David Salle David Salle
The Brant Foundation Art Study Center presents a survey of works by David Salle, in Greenwich, CT. Despite having numerous recent international exhibitions, this will be Salle’s first comprehensive survey in 20 years and will comprise over 40 works from the Brant Collections and loans from international private collections, foundations, and museums.
The artist's first NFT artwork 'A Well-Leafed Tree' is also included in the exhibition and available on SuperRare.

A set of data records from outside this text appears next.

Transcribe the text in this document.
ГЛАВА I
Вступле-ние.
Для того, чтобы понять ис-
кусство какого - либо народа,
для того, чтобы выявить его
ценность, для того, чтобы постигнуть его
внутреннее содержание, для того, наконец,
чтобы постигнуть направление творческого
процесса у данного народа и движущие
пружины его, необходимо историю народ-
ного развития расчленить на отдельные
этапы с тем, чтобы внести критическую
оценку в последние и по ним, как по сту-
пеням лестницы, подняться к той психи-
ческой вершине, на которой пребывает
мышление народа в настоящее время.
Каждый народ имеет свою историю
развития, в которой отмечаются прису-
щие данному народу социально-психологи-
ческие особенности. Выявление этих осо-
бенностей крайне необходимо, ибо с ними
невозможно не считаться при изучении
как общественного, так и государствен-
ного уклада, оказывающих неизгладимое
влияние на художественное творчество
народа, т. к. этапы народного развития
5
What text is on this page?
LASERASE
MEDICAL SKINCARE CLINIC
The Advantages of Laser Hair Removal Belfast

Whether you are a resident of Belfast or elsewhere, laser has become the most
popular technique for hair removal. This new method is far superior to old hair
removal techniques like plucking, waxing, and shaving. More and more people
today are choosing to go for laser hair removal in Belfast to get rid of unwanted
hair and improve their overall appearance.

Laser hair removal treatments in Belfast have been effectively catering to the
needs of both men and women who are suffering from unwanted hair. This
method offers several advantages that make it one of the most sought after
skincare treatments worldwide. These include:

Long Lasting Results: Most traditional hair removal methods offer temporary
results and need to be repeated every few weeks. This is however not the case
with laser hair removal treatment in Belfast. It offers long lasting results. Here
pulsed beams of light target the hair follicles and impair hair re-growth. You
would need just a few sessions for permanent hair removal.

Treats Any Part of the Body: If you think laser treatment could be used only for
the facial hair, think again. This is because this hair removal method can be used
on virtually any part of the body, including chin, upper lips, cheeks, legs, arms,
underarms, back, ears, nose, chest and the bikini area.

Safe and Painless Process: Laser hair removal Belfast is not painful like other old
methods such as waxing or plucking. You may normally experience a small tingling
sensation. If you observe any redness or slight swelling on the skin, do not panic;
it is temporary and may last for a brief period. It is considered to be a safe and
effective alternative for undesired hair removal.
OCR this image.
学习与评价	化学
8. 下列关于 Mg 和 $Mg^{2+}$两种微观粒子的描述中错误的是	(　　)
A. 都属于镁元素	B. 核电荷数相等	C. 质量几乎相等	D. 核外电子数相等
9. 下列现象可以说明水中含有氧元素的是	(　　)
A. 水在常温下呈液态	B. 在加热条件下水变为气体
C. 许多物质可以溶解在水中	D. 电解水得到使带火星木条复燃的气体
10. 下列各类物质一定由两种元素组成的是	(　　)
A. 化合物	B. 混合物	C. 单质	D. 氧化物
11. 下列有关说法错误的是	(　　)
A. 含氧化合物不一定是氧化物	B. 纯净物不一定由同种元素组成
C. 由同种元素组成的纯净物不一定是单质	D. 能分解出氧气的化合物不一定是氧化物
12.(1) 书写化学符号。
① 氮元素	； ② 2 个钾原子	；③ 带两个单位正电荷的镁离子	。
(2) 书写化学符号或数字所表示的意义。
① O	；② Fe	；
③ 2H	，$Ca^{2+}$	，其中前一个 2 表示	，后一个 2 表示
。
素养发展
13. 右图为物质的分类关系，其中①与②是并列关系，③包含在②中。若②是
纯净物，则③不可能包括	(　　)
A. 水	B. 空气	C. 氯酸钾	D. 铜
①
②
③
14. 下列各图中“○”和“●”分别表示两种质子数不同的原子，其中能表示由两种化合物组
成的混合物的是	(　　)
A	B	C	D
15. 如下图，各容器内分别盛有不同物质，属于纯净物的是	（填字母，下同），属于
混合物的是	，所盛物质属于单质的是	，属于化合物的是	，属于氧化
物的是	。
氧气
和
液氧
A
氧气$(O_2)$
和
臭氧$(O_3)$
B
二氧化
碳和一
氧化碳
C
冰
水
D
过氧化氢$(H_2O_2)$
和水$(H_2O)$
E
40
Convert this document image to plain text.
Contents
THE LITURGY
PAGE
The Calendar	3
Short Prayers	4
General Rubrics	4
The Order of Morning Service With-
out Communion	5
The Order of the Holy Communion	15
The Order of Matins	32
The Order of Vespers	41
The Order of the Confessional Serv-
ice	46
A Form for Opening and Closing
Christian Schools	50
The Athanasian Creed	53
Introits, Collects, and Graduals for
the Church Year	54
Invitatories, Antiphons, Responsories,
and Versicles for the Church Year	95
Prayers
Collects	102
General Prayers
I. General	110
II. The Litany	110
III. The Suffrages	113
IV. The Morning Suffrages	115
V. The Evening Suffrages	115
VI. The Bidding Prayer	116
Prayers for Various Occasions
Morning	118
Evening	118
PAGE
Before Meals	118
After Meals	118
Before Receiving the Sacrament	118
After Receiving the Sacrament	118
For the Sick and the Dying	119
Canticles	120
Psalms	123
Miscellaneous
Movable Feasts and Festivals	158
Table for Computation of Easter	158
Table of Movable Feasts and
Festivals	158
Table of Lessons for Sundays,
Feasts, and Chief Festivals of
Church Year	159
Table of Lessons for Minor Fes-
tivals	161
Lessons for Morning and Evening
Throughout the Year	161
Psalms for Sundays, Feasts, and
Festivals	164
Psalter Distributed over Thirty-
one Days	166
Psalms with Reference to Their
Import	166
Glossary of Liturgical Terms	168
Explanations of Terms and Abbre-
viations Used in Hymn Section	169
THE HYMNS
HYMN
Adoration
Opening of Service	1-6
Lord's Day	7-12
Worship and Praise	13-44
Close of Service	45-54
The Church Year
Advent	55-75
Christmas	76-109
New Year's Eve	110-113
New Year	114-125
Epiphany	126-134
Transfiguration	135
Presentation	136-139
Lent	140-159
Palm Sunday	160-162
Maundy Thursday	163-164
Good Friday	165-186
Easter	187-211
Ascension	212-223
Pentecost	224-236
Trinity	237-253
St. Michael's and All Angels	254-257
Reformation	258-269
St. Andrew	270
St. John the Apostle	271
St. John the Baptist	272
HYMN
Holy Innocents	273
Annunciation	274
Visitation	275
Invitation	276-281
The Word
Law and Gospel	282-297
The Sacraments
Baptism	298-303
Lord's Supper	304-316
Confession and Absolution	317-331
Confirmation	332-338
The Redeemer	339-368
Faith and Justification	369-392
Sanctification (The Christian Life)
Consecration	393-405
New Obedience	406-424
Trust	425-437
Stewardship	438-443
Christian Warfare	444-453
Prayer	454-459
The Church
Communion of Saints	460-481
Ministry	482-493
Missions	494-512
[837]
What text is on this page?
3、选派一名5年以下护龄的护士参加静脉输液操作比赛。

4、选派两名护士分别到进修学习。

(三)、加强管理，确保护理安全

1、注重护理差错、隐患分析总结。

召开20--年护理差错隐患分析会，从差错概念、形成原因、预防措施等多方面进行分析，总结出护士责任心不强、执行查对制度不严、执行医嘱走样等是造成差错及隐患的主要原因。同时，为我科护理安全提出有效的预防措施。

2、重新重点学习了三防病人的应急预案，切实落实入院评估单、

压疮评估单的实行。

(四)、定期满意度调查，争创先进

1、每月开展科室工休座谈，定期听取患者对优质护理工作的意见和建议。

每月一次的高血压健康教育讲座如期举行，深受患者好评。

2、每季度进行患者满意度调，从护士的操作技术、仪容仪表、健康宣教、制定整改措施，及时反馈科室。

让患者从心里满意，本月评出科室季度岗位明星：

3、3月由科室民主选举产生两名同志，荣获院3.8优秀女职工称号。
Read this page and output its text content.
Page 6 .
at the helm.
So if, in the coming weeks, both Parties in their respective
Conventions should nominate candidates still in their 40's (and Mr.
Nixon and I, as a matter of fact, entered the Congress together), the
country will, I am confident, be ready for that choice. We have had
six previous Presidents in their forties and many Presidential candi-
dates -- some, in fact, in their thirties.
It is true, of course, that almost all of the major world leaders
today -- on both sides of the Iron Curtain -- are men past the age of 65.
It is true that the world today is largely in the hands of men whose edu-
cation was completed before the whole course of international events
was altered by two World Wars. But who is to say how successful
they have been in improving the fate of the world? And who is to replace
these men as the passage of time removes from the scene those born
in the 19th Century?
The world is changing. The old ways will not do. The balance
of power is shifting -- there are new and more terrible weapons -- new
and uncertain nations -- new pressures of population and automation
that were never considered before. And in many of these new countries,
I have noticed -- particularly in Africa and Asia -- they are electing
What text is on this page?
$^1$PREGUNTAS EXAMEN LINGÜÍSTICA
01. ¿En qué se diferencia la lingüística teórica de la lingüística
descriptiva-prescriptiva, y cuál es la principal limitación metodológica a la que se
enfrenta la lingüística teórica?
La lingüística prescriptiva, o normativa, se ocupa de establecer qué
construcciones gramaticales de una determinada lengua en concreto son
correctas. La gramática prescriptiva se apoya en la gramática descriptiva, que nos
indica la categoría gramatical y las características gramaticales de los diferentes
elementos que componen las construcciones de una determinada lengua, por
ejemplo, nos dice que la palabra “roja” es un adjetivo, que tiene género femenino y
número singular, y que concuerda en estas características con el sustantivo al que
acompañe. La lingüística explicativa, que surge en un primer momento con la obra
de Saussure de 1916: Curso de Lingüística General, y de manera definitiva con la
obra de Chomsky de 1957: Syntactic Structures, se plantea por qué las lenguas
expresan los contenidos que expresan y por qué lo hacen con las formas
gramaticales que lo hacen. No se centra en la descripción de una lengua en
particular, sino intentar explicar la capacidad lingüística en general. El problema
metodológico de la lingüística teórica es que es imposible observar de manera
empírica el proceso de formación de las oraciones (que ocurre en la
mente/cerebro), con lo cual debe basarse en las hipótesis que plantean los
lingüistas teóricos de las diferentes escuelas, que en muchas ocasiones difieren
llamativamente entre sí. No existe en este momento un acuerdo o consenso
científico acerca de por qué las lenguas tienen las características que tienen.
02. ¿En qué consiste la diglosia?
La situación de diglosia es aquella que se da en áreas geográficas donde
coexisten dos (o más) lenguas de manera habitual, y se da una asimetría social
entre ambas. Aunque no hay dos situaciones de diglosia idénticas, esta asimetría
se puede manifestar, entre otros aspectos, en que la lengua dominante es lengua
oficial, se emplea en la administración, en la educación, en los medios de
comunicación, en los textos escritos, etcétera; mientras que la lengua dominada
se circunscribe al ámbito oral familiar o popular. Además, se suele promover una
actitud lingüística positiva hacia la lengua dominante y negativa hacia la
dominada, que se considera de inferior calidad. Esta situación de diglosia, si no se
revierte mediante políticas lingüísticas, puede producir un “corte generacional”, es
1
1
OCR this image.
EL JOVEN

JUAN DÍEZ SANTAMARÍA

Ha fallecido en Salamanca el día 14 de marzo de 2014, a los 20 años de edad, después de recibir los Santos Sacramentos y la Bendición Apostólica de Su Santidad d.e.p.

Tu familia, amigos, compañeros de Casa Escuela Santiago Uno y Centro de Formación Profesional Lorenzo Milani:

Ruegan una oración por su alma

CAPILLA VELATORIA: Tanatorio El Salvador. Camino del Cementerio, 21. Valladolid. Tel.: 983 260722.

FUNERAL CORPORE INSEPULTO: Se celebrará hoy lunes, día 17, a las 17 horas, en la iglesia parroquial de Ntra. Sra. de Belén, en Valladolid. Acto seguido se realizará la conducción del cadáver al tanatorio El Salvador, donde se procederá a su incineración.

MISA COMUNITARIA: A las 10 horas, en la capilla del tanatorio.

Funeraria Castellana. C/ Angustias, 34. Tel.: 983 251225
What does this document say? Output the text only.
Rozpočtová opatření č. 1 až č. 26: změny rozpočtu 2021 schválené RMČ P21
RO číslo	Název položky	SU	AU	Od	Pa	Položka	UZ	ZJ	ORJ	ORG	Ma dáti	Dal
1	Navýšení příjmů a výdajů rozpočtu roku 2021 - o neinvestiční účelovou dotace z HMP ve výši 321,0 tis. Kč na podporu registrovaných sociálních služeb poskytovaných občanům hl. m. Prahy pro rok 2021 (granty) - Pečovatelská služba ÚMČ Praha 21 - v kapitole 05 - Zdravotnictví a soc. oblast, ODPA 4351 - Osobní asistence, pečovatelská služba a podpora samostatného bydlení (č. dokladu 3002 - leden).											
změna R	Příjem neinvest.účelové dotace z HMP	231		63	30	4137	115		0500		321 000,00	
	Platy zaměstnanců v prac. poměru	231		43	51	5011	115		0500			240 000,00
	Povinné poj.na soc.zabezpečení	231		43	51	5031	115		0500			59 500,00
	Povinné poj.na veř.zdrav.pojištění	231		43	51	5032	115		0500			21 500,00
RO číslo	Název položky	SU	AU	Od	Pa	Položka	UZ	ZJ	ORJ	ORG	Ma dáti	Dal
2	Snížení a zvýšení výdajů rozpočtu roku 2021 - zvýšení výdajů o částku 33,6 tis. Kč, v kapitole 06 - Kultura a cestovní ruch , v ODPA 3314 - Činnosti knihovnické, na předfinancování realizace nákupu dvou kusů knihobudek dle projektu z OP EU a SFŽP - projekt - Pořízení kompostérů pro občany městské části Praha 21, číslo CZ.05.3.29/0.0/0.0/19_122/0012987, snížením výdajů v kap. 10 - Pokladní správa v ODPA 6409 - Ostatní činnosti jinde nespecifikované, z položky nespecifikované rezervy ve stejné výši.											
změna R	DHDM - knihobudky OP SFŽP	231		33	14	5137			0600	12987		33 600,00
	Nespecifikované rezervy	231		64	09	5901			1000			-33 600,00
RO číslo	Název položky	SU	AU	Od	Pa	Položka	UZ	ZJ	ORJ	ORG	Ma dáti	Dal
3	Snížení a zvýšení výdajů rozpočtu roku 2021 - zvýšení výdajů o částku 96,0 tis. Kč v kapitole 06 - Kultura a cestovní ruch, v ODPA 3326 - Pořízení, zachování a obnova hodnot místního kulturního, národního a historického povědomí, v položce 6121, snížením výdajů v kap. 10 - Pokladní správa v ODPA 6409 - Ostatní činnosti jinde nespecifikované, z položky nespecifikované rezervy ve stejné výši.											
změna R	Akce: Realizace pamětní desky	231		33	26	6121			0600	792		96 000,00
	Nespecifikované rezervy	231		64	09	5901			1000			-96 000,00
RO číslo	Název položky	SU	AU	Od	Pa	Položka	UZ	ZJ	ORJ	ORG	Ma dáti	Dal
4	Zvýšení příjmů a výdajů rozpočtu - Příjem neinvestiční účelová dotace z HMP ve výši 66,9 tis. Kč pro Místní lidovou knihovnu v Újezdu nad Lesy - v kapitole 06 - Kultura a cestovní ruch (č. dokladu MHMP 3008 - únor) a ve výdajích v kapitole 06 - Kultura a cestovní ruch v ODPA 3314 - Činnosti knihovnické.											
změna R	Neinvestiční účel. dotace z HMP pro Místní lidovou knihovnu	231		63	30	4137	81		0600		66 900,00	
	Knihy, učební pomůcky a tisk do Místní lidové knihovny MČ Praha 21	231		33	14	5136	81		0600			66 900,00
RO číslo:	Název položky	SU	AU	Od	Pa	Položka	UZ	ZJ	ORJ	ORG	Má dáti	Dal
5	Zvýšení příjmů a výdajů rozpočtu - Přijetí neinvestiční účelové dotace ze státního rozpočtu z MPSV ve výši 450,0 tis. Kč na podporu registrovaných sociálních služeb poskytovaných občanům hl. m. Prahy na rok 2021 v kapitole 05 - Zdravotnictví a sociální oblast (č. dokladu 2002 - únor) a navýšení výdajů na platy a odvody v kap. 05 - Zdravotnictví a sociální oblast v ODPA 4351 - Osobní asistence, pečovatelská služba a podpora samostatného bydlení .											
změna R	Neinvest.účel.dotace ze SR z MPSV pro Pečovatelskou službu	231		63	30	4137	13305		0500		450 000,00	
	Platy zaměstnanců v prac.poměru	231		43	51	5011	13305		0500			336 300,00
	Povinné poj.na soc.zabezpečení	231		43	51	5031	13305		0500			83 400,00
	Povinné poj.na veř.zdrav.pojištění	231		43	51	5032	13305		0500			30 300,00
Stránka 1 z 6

Though Salle’s work is often characterized as an exemplary post-modern visual mashup, the artist’s visual language is far from random. Salle has evolved, over 40 years, a tightly controlled visual syntax. Just as in poetry, music, or any other syntactically organized language, what matters are the myriad relationships of the parts to the whole. Salle’s work is “orchestral” in nature, and can be seen in the larger context of early and mid-20th century high modernism, specifically in the language (visual or verbal) of poets, such as the Imagism of Ezra Pound, Hart Crane, and Laura Riding, and painters Pablo Picasso, Giorgio de Chirico, and Francis Picabia – all artists who sought to capture the rhythm and complexity of contemporary life through the use of synecdoche, narrative compression, juxtaposition, and a general resistance to closure. These disparate artists, among many others, believed in the essential malleability, or plasticity, of the work of art. They wanted an art with the present-tense experience of simultaneity, one that had the spontaneity of thought. As the critic Deborah Solomon wrote, “Salle’s paintings are often structured in musical fashion, with repetition and variation between parts and the creation of imagistic cords.”